I have a job interview tomorrow and even though I woke up relatively early it was not early enough for me to be tired at a reasonable hour.

Sunday, August 19, 2007

I've been trying to read more genre fiction. Crime stuff, specifically. I'm writing these books where nothing's happening and I need to be reminded of how people write books with plots and forward movement. I will probably be off the crime kick soon. I know people who like this stuff, my friends Jason Sheridan and Loren Thor both have read the old stuff that was adapted into film noir. I'm reading, right now, Raymond Chandler's The Little Sister, but before that I was reading a more contemporary book, Drama City, by George Pelecanos, due to my fondness for The Wire, which he writes for. I'd already heard that the best thing about Chandler isn't the mysteries but the rants about Los Angeles, and this is considered his best novel, and on the inside cover of the Library Of America collection I have, it states that it has the most of that stuff than any of this other work. The book has The Long Goodbye in it as well, and as much as I liked the Robert Altman movie with Elliott Gould as Philip Marlowe, I don't think I'll be able to muster the energy. It's maybe worth noting that for my stated goals, Chandler is pretty hard to follow plot-wise. But he's great philosophy-wise, respectable for his point of view. The rants about Los Angeles give power to his essays that are reprinted that take as a given that the person writing them is not a hack, despite that being the sea he swims in- He writes essays on mystery stories, and screenplays, and both are considered a hard road to hoe for the way that quality is drowned out by the white noise of other people's bad work and established formula.

I'm kind of over the idea, now, but they've got this stuff at the library and it's a whole in my education. Richard Price writes for The Wire, Dashiell Hammett precedes Chandler and Jim Thompson follows him. Mostly it seems like I'd rather read the stuff I tend to read, but I'm actually finishing these books, whereas Against The Day just kind of sits in front of a stereo speaker, with me three hundred pages into it.
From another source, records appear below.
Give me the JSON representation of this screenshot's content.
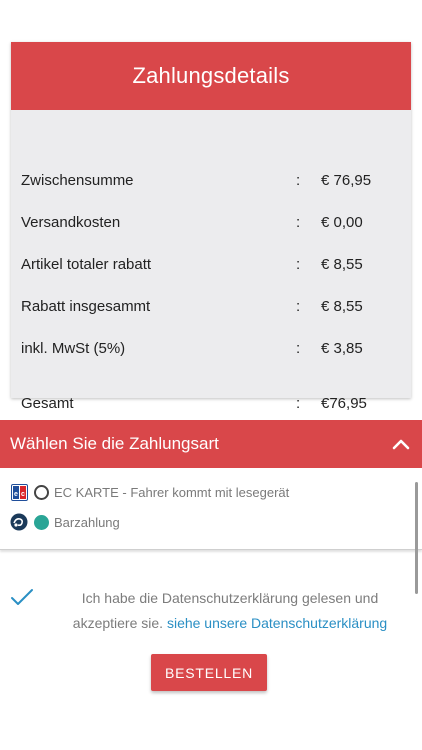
{
  "summary": {
    "title": "Zahlungsdetails",
    "rows": [
      {
        "label": "Zwischensumme",
        "sep": ":",
        "value": "€ 76,95"
      },
      {
        "label": "Versandkosten",
        "sep": ":",
        "value": "€ 0,00"
      },
      {
        "label": "Artikel totaler rabatt",
        "sep": ":",
        "value": "€ 8,55"
      },
      {
        "label": "Rabatt insgesammt",
        "sep": ":",
        "value": "€ 8,55"
      },
      {
        "label": "inkl. MwSt (5%)",
        "sep": ":",
        "value": "€ 3,85"
      },
      {
        "label": "Gesamt",
        "sep": ":",
        "value": "€76,95"
      }
    ]
  },
  "payment": {
    "title": "Wählen Sie die Zahlungsart",
    "options": [
      {
        "label": "EC KARTE - Fahrer kommt mit lesegerät",
        "icon": "ec-card-icon",
        "selected": false
      },
      {
        "label": "Barzahlung",
        "icon": "cash-icon",
        "selected": true
      }
    ]
  },
  "terms": {
    "text": "Ich habe die Datenschutzerklärung gelesen und akzeptiere sie.",
    "link": "siehe unsere Datenschutzerklärung",
    "checked": true
  },
  "order_button": "BESTELLEN",
  "colors": {
    "accent": "#d9474a",
    "selected_radio": "#2aa596",
    "link": "#2a8fc4",
    "check": "#2a8fc4"
  }
}
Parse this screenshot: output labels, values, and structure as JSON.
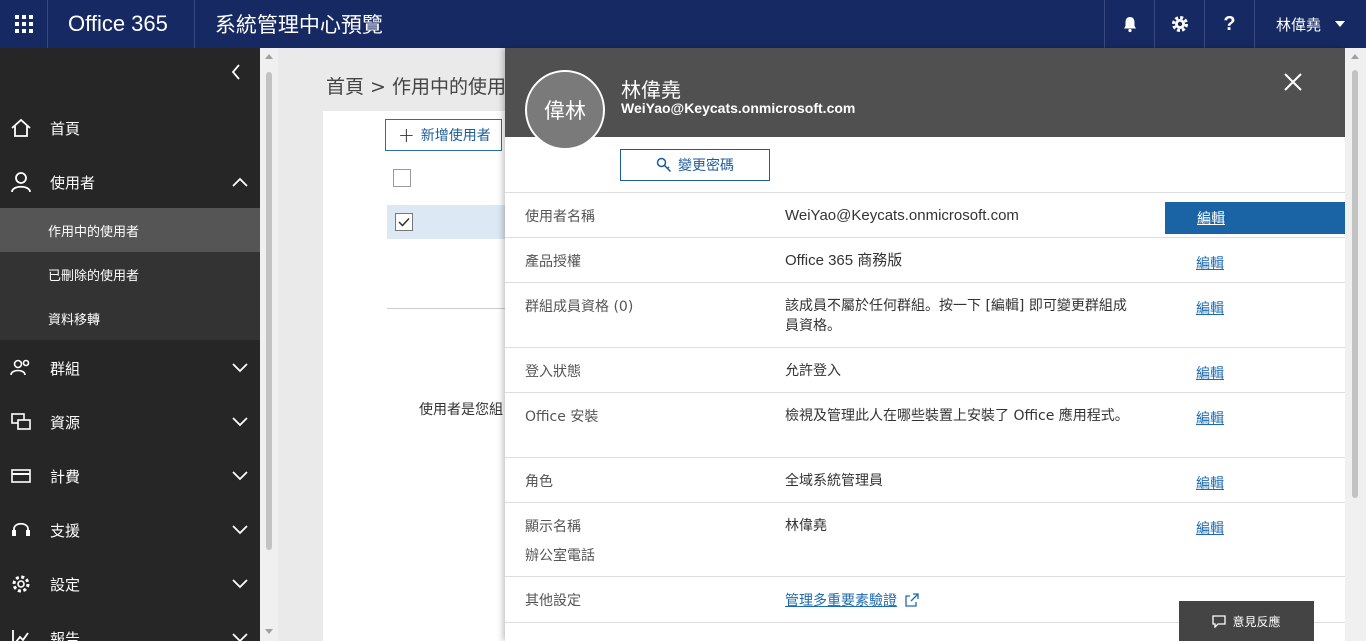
{
  "topbar": {
    "brand": "Office 365",
    "app_title": "系統管理中心預覽",
    "user_name": "林偉堯",
    "icons": [
      "waffle-icon",
      "bell-icon",
      "gear-icon",
      "help-icon"
    ]
  },
  "sidebar": {
    "items": [
      {
        "label": "首頁",
        "icon": "home-icon"
      },
      {
        "label": "使用者",
        "icon": "user-icon"
      },
      {
        "label": "群組",
        "icon": "group-icon"
      },
      {
        "label": "資源",
        "icon": "resources-icon"
      },
      {
        "label": "計費",
        "icon": "billing-icon"
      },
      {
        "label": "支援",
        "icon": "support-icon"
      },
      {
        "label": "設定",
        "icon": "settings-icon"
      },
      {
        "label": "報告",
        "icon": "reports-icon"
      }
    ],
    "subitems": [
      {
        "label": "作用中的使用者",
        "active": true
      },
      {
        "label": "已刪除的使用者"
      },
      {
        "label": "資料移轉"
      }
    ]
  },
  "main": {
    "breadcrumb": "首頁 > 作用中的使用",
    "add_user_label": "新增使用者",
    "desc_fragment": "使用者是您組"
  },
  "panel": {
    "avatar_initials": "偉林",
    "name": "林偉堯",
    "email": "WeiYao@Keycats.onmicrosoft.com",
    "change_password_label": "變更密碼",
    "edit_label": "編輯",
    "rows": [
      {
        "label": "使用者名稱",
        "value": "WeiYao@Keycats.onmicrosoft.com"
      },
      {
        "label": "產品授權",
        "value": "Office 365 商務版"
      },
      {
        "label": "群組成員資格 (0)",
        "value": "該成員不屬於任何群組。按一下 [編輯] 即可變更群組成員資格。"
      },
      {
        "label": "登入狀態",
        "value": "允許登入"
      },
      {
        "label": "Office 安裝",
        "value": "檢視及管理此人在哪些裝置上安裝了 Office 應用程式。"
      },
      {
        "label": "角色",
        "value": "全域系統管理員"
      },
      {
        "label": "顯示名稱",
        "label2": "辦公室電話",
        "value": "林偉堯"
      },
      {
        "label": "其他設定",
        "link": "管理多重要素驗證"
      }
    ]
  },
  "feedback_label": "意見反應",
  "colors": {
    "topbar": "#172963",
    "sidebar": "#262626",
    "accent": "#1a63a5",
    "panel_header": "#505050"
  }
}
The other book I got from the library on my last trip was the adaptation of Paul Auster's City Of Glass into a comic by Paul Karasik and David Mazzucchelli, which I think some people think is a superior work to the original novel due to its thematic concerns about something beyond language, but right now at three AM is striking me as not particularly memorable or impressive. It's good though. I read a thing making fun of Paul Auster a few days that was pretty legitimate. It was making fun of various "literary" types of writers by- wait hold on, I'll just find the link.

Here it is. I agreed with a lot of it. I think Don DeLillo is a pretty good writer, especially for Underworld, but every criticism of White Noise the author posits I thought about while I was reading it, and the teachers I've had who've put forth the idea that it's a "funny" book don't know from funny. I don't have the problem with the talk about vague looming important things, that seems a legitimate reporting of thought.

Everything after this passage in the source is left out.